Washington doesn’t lack for the ability to cut such clever deals; it lacks the collective will to transform the entitlement state. So, it perpetually kicks the job over to a commission. Last year, the Bowles-Simpson commission released a report that President Obama promptly filed away in a drawer in the Resolute Desk. Now, the debt deal creates an all-new special committee to find the unidentified $1.2 trillion second round of cuts.

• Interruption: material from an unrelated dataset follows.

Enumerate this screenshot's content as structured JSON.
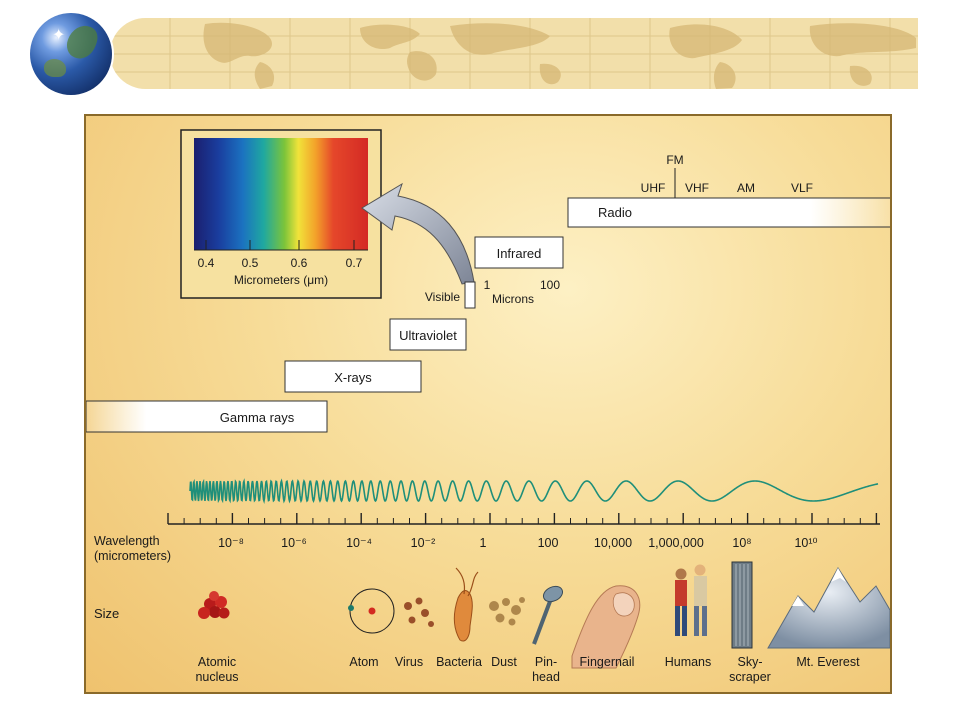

Realistically, it would have to find them in entitlements. Rarely, though, has a bipartisan committee been so primed for failure. The proposed committee will have 12 members, six from each party. It needs a majority of seven to make a recommendation that goes straight to a vote on the floors of the House and the Senate. Unless either party slips up in one of its appointments, the committee is very likely to deadlock.

As a spur to action, automatic spending cuts equal to $1.2 trillion kick in if the committee fails. The idea is to make these backstop cuts so ham-fisted and distasteful to both parties that they will have an incentive to agree. Democrats will have to stomach even deeper discretionary cuts than in the first round and some Medicare reductions, while Republicans take it on the chin on defense.

The automatic cuts are divided in half between security and non-security. They would amount to a roughly $500 billion cut in defense, on top of whatever is wrung from it in the first part of the deal. In the new politics of austerity, Democrats can’t spend more, but they can target the locus of the only spending to which they are reflexively opposed: the Pentagon. It is a sign of Republicans’ fiscal hawkishness overcoming their national-security hawkishness that the party’s leaders signed onto this deal.

The nation’s debate has fundamentally shifted onto the ground of what kinds of spending to cut, and how fast and far. Keynes would be appalled, but as even Dick Durbin realizes, he’s dead and gone.